I’m still trying to figure out how this whole “moving in with my boyfriend and I have a kid” thing is working.
Obviously, taking it slow is the first step.
Open honest communication is the second step.
But after the “duh” stuff I’m like … but how? I need like a check list. Or a guide. Like what the F life… you are the most cryptic bitch I’ve come across.
There is no book in Barnes and Noble on this stuff. I browsed. I ended up buying another book in the Outlander series. Probably won’t help my current situation but I am dying to know what happens next. I picked up a story for the little guy about being brave in his own bedroom (That’s a whole other handbook I can’t find… “WTF your toddler is nothing like the regular ones, so here do this” book… where are you?). The guy walking around putting things away saw my crooked confused face and was probably concerned I was either pooping my pants in his store or broke free from my handlers. But no, that was my “Oh crap I can’t figure this shit out” face. He asked “Can I help you ma’am” and I said, “I wish you could but I doubt anyone really can”. He totally just nodded and walked away. Glad I can’t hear his thoughts. But I really didn’t need to. I know I am completely bat shit crazy.
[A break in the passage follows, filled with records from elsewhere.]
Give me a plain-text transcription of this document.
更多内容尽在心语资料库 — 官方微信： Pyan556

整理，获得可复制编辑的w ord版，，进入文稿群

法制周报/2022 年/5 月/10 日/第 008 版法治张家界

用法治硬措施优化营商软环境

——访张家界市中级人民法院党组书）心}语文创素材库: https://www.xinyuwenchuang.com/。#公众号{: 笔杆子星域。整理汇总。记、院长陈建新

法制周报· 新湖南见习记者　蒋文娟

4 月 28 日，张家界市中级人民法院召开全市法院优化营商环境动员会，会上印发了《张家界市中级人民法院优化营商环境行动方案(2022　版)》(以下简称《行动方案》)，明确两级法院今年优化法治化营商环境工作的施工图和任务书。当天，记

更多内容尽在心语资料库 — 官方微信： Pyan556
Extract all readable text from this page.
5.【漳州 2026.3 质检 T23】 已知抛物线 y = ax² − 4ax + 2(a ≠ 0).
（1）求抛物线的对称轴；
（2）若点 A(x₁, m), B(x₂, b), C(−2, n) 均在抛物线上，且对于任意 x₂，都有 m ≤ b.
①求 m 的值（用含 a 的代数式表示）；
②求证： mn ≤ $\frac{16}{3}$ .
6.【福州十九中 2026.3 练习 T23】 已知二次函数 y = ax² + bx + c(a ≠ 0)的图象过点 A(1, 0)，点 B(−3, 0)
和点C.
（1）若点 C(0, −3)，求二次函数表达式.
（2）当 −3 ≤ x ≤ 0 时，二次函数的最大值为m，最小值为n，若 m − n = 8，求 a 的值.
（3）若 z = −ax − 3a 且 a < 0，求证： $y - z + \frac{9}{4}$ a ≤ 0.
So I am walking blind. But I’m walking. Taking it all in stride. Chugging away each day. The problem with me is I need to keep talking about it. I need to keep the discussion open and it becomes repetitive and I am sure that is annoying. I just feel better, I need the constant comfort. I’m freakin’ needy ok?
So I wake up today and I look around his house as I get ready and I try to picture me in it. Making it mine too, adding my little guy and his things. And I get scared. What if I don’t ever feel comfortable there. What if we can’t make space for all his fun toys. I know me. I know I will be too afraid to put my own flair on his space. Because I am not his wife. I am not a legitimate home owner. And he tells me not to think that way and that it is “our” house blah blah blah. I know he means it, I just don’t feel it yet.
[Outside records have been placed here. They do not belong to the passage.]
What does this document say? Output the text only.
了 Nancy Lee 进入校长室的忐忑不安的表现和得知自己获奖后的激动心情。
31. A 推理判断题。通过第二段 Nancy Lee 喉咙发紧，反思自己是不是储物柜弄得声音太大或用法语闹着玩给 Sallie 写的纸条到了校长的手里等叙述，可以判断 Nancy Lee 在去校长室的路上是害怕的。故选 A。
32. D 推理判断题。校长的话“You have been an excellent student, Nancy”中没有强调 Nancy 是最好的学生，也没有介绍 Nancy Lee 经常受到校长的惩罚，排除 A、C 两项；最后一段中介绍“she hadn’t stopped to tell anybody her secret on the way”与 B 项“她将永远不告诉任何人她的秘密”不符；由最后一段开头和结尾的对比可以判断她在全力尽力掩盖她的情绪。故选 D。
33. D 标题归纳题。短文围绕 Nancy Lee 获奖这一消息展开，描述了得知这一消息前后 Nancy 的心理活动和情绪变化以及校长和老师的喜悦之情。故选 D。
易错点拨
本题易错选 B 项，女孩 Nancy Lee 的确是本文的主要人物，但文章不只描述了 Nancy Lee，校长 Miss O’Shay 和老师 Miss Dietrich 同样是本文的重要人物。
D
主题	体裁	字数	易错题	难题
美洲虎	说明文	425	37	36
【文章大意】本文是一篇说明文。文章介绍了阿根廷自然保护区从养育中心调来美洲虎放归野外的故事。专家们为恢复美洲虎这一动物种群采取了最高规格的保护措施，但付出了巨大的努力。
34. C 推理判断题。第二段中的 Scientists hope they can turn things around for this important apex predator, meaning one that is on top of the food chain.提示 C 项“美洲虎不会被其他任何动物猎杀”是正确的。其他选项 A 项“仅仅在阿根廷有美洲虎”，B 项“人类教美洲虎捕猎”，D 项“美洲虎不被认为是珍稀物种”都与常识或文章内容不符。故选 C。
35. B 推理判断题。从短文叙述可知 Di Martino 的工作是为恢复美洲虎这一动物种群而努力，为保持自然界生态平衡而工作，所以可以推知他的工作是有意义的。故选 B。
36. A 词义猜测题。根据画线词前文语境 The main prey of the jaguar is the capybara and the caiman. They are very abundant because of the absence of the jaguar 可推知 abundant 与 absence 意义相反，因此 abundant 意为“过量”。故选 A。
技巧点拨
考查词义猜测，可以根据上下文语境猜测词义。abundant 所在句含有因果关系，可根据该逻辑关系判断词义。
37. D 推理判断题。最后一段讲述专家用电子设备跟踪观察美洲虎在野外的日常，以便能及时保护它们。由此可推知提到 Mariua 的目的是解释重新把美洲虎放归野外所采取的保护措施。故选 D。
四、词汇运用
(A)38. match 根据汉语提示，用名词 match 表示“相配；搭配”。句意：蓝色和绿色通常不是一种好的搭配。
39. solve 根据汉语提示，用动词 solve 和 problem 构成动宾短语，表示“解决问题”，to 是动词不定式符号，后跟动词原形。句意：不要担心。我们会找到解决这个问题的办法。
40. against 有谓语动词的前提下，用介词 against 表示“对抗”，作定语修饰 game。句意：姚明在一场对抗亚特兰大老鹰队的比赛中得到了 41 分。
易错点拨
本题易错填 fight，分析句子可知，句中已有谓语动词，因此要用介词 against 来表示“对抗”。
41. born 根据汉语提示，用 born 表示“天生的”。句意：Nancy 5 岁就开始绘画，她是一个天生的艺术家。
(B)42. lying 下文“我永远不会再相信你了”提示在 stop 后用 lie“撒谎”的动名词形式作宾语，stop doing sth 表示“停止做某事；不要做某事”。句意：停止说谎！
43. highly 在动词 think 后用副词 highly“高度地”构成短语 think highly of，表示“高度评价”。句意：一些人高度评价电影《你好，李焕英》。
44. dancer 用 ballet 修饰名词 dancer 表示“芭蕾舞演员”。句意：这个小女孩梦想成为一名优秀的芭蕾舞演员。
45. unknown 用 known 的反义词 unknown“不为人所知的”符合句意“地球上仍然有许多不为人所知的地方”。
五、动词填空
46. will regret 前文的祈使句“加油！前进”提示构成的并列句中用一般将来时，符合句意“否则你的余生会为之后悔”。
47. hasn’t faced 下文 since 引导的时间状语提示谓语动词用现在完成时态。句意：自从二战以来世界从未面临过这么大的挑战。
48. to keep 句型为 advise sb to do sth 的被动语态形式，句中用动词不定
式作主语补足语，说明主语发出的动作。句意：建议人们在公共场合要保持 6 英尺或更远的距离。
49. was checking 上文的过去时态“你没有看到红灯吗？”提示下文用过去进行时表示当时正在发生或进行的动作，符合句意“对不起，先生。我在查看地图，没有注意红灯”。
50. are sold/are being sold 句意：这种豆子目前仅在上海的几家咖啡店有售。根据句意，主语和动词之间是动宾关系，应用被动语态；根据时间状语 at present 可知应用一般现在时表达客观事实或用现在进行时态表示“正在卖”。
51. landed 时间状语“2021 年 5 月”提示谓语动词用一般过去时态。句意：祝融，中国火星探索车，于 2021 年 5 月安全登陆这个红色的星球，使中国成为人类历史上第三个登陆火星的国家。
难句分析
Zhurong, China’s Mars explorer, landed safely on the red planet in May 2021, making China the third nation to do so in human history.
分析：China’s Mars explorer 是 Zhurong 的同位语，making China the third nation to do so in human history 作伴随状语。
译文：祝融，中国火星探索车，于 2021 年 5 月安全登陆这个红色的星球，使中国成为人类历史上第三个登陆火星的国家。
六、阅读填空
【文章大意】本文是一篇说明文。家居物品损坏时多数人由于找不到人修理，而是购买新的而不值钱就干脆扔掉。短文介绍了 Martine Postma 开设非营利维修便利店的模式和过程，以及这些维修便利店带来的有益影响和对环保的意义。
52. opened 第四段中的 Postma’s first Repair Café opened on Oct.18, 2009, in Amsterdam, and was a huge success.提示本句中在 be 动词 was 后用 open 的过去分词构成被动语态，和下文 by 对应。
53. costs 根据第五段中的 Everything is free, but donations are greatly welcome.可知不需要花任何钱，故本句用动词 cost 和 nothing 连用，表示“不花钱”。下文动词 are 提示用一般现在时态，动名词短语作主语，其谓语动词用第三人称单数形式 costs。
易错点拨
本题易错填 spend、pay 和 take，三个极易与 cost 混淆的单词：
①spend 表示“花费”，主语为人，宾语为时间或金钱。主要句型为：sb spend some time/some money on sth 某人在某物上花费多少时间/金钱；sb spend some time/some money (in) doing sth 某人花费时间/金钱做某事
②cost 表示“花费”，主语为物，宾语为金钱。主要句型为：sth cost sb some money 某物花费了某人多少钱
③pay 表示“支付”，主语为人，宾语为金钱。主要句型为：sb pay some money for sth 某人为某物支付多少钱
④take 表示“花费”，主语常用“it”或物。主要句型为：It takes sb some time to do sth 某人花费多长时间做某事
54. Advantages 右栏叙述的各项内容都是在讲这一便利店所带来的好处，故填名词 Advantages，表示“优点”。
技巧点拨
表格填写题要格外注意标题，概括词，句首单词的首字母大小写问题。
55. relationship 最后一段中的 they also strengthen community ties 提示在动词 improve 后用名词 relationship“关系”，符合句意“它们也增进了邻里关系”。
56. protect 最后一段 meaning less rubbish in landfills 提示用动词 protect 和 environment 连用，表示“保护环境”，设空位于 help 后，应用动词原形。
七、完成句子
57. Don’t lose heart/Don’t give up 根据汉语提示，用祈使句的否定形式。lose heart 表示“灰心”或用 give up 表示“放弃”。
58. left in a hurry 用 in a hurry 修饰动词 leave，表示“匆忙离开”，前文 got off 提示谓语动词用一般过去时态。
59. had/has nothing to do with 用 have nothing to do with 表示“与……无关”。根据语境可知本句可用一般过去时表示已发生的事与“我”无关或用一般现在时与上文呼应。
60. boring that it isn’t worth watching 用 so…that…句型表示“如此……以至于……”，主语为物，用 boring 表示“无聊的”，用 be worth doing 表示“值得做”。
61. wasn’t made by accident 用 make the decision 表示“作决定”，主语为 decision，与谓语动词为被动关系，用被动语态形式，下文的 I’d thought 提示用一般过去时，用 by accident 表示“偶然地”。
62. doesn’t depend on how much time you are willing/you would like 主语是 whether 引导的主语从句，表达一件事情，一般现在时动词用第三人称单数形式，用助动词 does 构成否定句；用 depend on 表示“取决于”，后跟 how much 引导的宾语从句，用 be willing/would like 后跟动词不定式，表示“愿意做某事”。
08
My other concern is my family. My mom won’t even entertain the thought of me leaving. She shuts down. She is not a pillar of support in this part of my journey, she can’t hide that she won’t get to see the little guy all the time once I am gone. Yeah I feel bad. But I deserve my happy ending. Most everyone else I’ve told this to is excited for me. They know it’s a big deal for me to even say it out loud. But I wonder what that house will be like with out the little guys spark everyday. The thing is, with Grandma moving in now and all the issues that are coming with it. It’s been hectic in the house and I think it will be best for the family to have two less people to worry over.
Something else. My Ex. I know for a fact he hasn’t even put an ounce of thought into where he lives. He tells me he is putting an offer in on a house a few towns over. Closer to his girlfriend and closer to work. Further from his son. If J lived where he used to … I NEVER would have moved out that way. Further from my family, his babysitter, and further from where I’d like him to go to school. Insanity. He didn’t even care when I talked to him about the implications of living that far. He shrugged it off like it was nothing. But I smell a serious issue if that “offer” ever comes to fruition. He never really was a forward thinker when it came to the grand scheme. He was a short term, selfish in the moment kind of thinker. So this makes sense. Meanwhile, J’s house is 5 min from my parents, 10 min from the babysitter, down the road from the pre-school he will be enrolled in and across the street from the elementary school I’d like to see him in. So my move makes insane amount of sense. I have yet to bring this up to my Ex as … it’s not an issue he needs to know about yet.
So the saga churns. But it churns slowly and it will all work out… so I can totally stop obsessing about the little stuff right?